KE rozważa wprowadzenie obowiązku usuwania z sieci sprzętu chińskich dostawców

Komisja Europejska bada możliwość nałożenia na państwa członkowskie Unii Europejskiej obowiązku usunięcia z sieci chińskich gigantów telekomunikacyjnych Huawei Technologies i ZTE Corp donosi Bloomberg.

Jak podaje podaje agencja, wiceprzewodnicząca Komisji Europejskiej, Henna Virkkunen, ma  bardzo poważnie rozważać przekształcenie rekomendacji UE z 2020 r., zniechęcającej do korzystania z dostawców wysokiego ryzyka, w wiążący wymóg prawny. I chociaż decyzje dotyczące infrastruktury są zazwyczaj podejmowane na szczeblu krajowym, ta propozycja zobowiązywałaby wszystkie państwa UE do przestrzegania ram bezpieczeństwa Komisji.

Posunięcie to odzwierciedla rosnące obawy w UE dotyczące potencjalnych zagrożeń dla bezpieczeństwa związanych z chińskimi firmami telekomunikacyjnymi, zwłaszcza w obliczu coraz bardziej napiętych relacji między Brukselą a Pekinem. Według Bloomberga urzędnicy obawiają się, że poleganie na firmach mających bliskie powiązania z chińskim rządem może zagrozić bezpieczeństwu narodowemu i niezależności technologicznej Europy.

Plan Virkkunen wykracza poza sieci komórkowe. Mówi się, że KE analizuje sposoby ograniczenia korzystania z chińskich dostawców w stacjonarnej infrastrukturze szerokopasmowej.

Ponadto Komisja ma też rozważać wprowadzenie instrumentów finansowych, które mają zniechęcać do  korzystania ze sprzętu Huawei i ZTE w krajach spoza UE. Według Bloomberga, jednym z pomysłów jest uwarunkowanie finansowania  w ramach strategii Global Gateway od tego, czy beneficjenci będą rezygnować ze sprzętu chińskiej produkcji w projektach telekomunikacyjnych wspieranych przez UE.

– Bezpieczeństwo naszych sieci 5G ma kluczowe znaczenie dla naszej gospodarki – powiedział rzecznik Komisji Thomas Regnier, odmawiając komentarza na temat ewentualnych zakazów.

Po informacji Bloomberga akcje europejskich producentów sprzętu telekomunikacyjnego wzrosły, przy czym amerykańskie kwity depozytowe Nokii zyskały nawet 5 proc., a Ericssona – 3,7 proc.

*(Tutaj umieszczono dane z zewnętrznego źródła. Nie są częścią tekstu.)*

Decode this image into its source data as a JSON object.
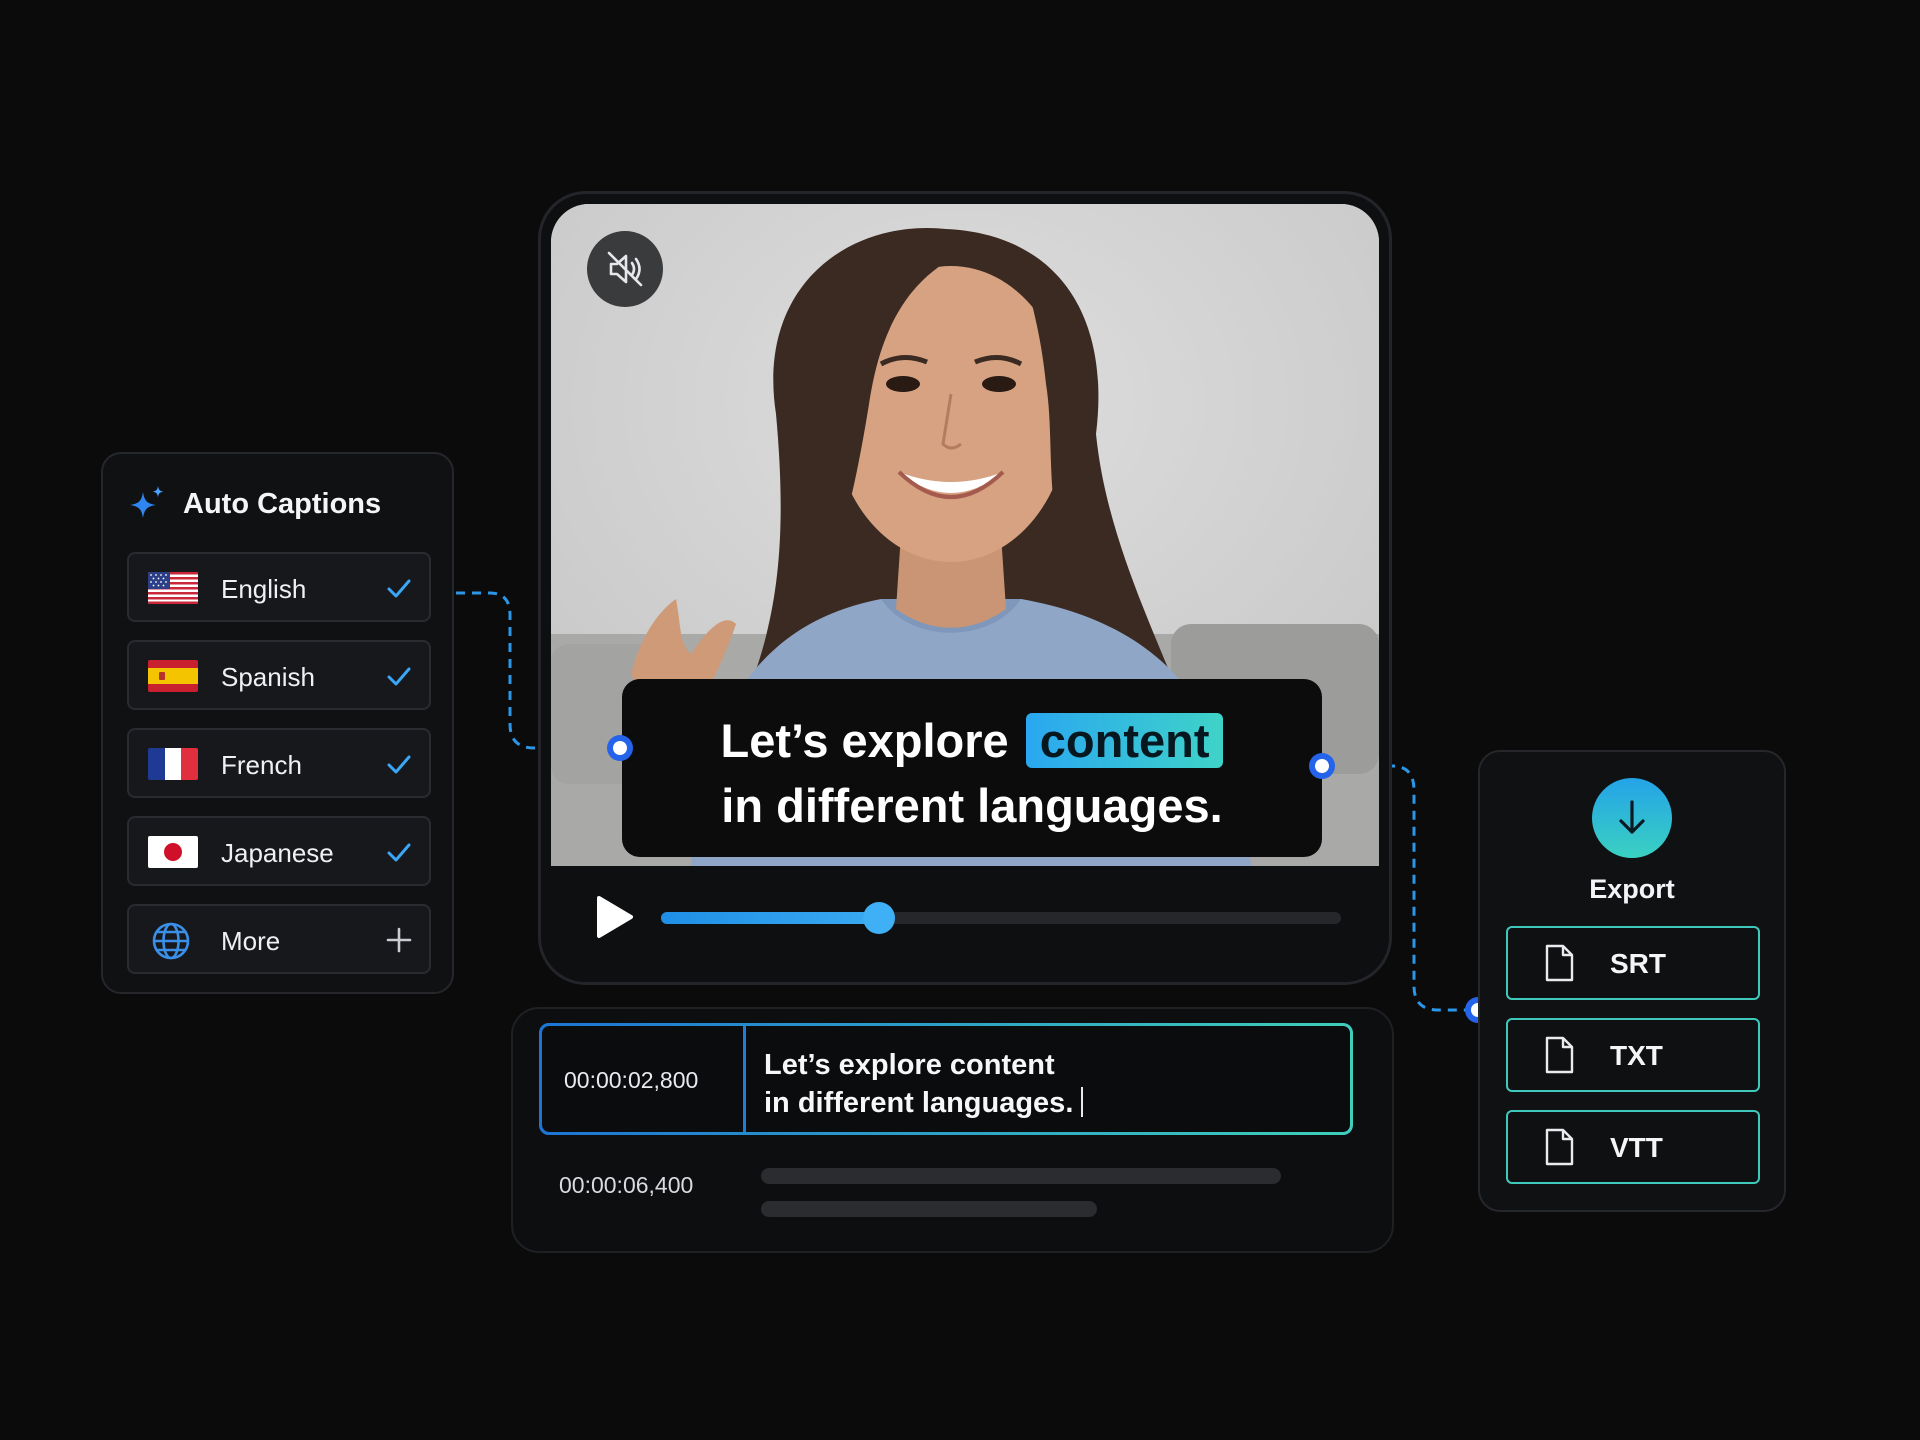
{
  "colors": {
    "background": "#0b0b0c",
    "accent_blue": "#2aa7f0",
    "accent_teal": "#3fd3c8",
    "panel": "#101113"
  },
  "captions_panel": {
    "title": "Auto Captions",
    "icon": "sparkle-icon",
    "languages": [
      {
        "label": "English",
        "flag": "us-flag-icon",
        "selected": true
      },
      {
        "label": "Spanish",
        "flag": "spain-flag-icon",
        "selected": true
      },
      {
        "label": "French",
        "flag": "france-flag-icon",
        "selected": true
      },
      {
        "label": "Japanese",
        "flag": "japan-flag-icon",
        "selected": true
      }
    ],
    "more": {
      "label": "More",
      "icon": "globe-icon",
      "action_icon": "plus-icon"
    }
  },
  "player": {
    "mute_icon": "muted-speaker-icon",
    "caption": {
      "line1_before": "Let’s explore",
      "line1_highlight": "content",
      "line2": "in different languages."
    },
    "play_icon": "play-icon",
    "progress": 0.32
  },
  "timeline": {
    "segments": [
      {
        "time": "00:00:02,800",
        "text_line1": "Let’s explore content",
        "text_line2": "in different languages."
      },
      {
        "time": "00:00:06,400"
      }
    ]
  },
  "export_panel": {
    "icon": "download-icon",
    "label": "Export",
    "formats": [
      {
        "label": "SRT",
        "icon": "file-icon"
      },
      {
        "label": "TXT",
        "icon": "file-icon"
      },
      {
        "label": "VTT",
        "icon": "file-icon"
      }
    ]
  }
}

Według Bloomberga, dyskusja o zaostrzeniu kursu wobec Huawei i ZTE wraca, gdy kilka krajów europejskich – w tym Niemcy i Finlandia – ponownie rozważa, jak traktować sprzęt chińskich dostawców. Podczas gdy kraje, takie jak Wielka Brytania i Szwecja już zakazały Huawei, inne, w tym Hiszpania i Grecja, nadal dopuszczają ich sprzęt do swoich sieci telekomunikacyjnych. To nierównomierne stosowanie zaleceń UE dotyczących bezpieczeństwa niepokoi unijnych urzędników, którzy twierdzą, że niespójne standardy mogą narazić Unię na większe ryzyko.

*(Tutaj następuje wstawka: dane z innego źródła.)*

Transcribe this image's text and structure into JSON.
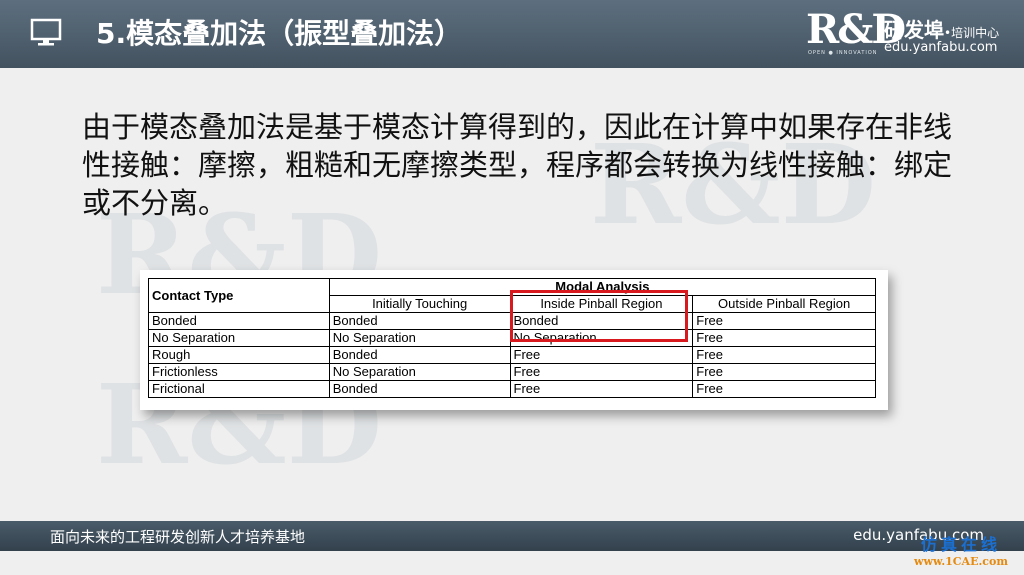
{
  "header": {
    "title": "5.模态叠加法（振型叠加法）",
    "logo": {
      "mark": "R&D",
      "tagline": "OPEN ● INNOVATION",
      "name": "研发埠",
      "name_suffix": "•培训中心",
      "url": "edu.yanfabu.com"
    }
  },
  "body": {
    "paragraph": "由于模态叠加法是基于模态计算得到的，因此在计算中如果存在非线性接触：摩擦，粗糙和无摩擦类型，程序都会转换为线性接触：绑定或不分离。"
  },
  "table": {
    "col_header": "Contact Type",
    "group_header": "Modal Analysis",
    "sub_headers": [
      "Initially Touching",
      "Inside Pinball Region",
      "Outside Pinball Region"
    ],
    "rows": [
      [
        "Bonded",
        "Bonded",
        "Bonded",
        "Free"
      ],
      [
        "No Separation",
        "No Separation",
        "No Separation",
        "Free"
      ],
      [
        "Rough",
        "Bonded",
        "Free",
        "Free"
      ],
      [
        "Frictionless",
        "No Separation",
        "Free",
        "Free"
      ],
      [
        "Frictional",
        "Bonded",
        "Free",
        "Free"
      ]
    ],
    "highlight_color": "#d8191d"
  },
  "footer": {
    "left": "面向未来的工程研发创新人才培养基地",
    "right": "edu.yanfabu.com"
  },
  "stamp": {
    "cn": "仿真在线",
    "en": "www.1CAE.com"
  },
  "colors": {
    "header_bg": "#4f6070",
    "page_bg": "#efefef"
  },
  "icons": {
    "header": "monitor-icon"
  }
}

Starania UE o ograniczenie Huawei sięgają czasów administracji Trumpa, kiedy Stany Zjednoczone po raz pierwszy zakazały działalności firmy i wezwały swoich sojuszników do pójścia w ich ślady. Komisja wydała później „zestaw narzędzi 5G”, zalecający krajom wykluczenie dostawców wysokiego ryzyka z kluczowej infrastruktury, choć wówczas przestrzeganie zasad było dobrowolne.

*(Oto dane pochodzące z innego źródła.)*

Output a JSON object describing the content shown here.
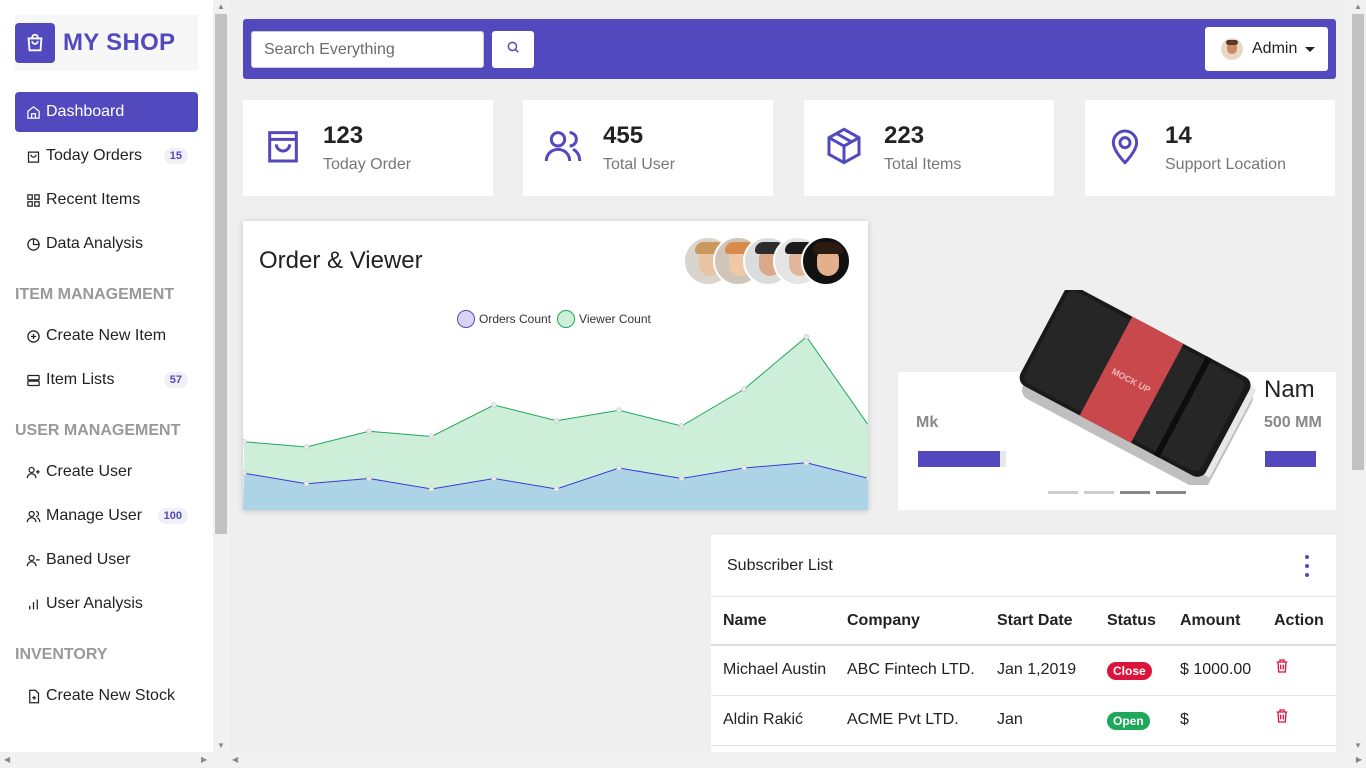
{
  "brand": {
    "name": "MY SHOP"
  },
  "sidebar": {
    "items": [
      {
        "label": "Dashboard",
        "icon": "home-icon",
        "active": true
      },
      {
        "label": "Today Orders",
        "icon": "bag-icon",
        "badge": "15"
      },
      {
        "label": "Recent Items",
        "icon": "grid-icon"
      },
      {
        "label": "Data Analysis",
        "icon": "pie-chart-icon"
      }
    ],
    "sections": [
      {
        "title": "ITEM MANAGEMENT",
        "items": [
          {
            "label": "Create New Item",
            "icon": "plus-circle-icon"
          },
          {
            "label": "Item Lists",
            "icon": "server-icon",
            "badge": "57"
          }
        ]
      },
      {
        "title": "USER MANAGEMENT",
        "items": [
          {
            "label": "Create User",
            "icon": "user-plus-icon"
          },
          {
            "label": "Manage User",
            "icon": "users-icon",
            "badge": "100"
          },
          {
            "label": "Baned User",
            "icon": "user-minus-icon"
          },
          {
            "label": "User Analysis",
            "icon": "bar-chart-icon"
          }
        ]
      },
      {
        "title": "INVENTORY",
        "items": [
          {
            "label": "Create New Stock",
            "icon": "file-plus-icon"
          }
        ]
      }
    ]
  },
  "topbar": {
    "search_placeholder": "Search Everything",
    "admin_label": "Admin"
  },
  "stats": [
    {
      "value": "123",
      "label": "Today Order",
      "icon": "bag-icon"
    },
    {
      "value": "455",
      "label": "Total User",
      "icon": "users-icon"
    },
    {
      "value": "223",
      "label": "Total Items",
      "icon": "box-icon"
    },
    {
      "value": "14",
      "label": "Support Location",
      "icon": "map-pin-icon"
    }
  ],
  "chart": {
    "title": "Order & Viewer",
    "legend": [
      "Orders Count",
      "Viewer Count"
    ]
  },
  "chart_data": {
    "type": "area",
    "title": "Order & Viewer",
    "x": [
      1,
      2,
      3,
      4,
      5,
      6,
      7,
      8,
      9,
      10,
      11
    ],
    "series": [
      {
        "name": "Viewer Count",
        "values": [
          65,
          60,
          75,
          70,
          100,
          85,
          95,
          80,
          115,
          165,
          80
        ],
        "color": "#1fa85a"
      },
      {
        "name": "Orders Count",
        "values": [
          35,
          25,
          30,
          20,
          30,
          20,
          40,
          30,
          40,
          45,
          30
        ],
        "color": "#3b3bd6"
      }
    ],
    "ylim": [
      0,
      180
    ],
    "grid": false,
    "legend_position": "top-center"
  },
  "carousel": {
    "left_name": "",
    "left_sub": "Mk",
    "right_name": "Nam",
    "right_sub": "500 MM",
    "dots": 4,
    "active_dot": 2,
    "product_label": "MOCK UP"
  },
  "subscribers": {
    "title": "Subscriber List",
    "columns": [
      "Name",
      "Company",
      "Start Date",
      "Status",
      "Amount",
      "Action"
    ],
    "rows": [
      {
        "name": "Michael Austin",
        "company": "ABC Fintech LTD.",
        "start": "Jan 1,2019",
        "status": "Close",
        "amount": "$ 1000.00"
      },
      {
        "name": "Aldin Rakić",
        "company": "ACME Pvt LTD.",
        "start": "Jan",
        "status": "Open",
        "amount": "$"
      }
    ]
  },
  "colors": {
    "accent": "#5349bf",
    "close": "#dc143c",
    "open": "#1fa85a"
  }
}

Regnier powtórzył, że państwa członkowskie, które jeszcze nie przyjęły zestawu narzędzi, powinny „skutecznie i szybko zająć się ryzykiem”, ostrzegając, że opóźnienia narażają cały blok. Decyzja Szwecji o całkowitym zakazie działalności Huawei spotkała się wcześniej z dyplomatycznym sprzeciwem Pekinu, zniechęcając niektóre inne państwa europejskie do podjęcia podobnych działań.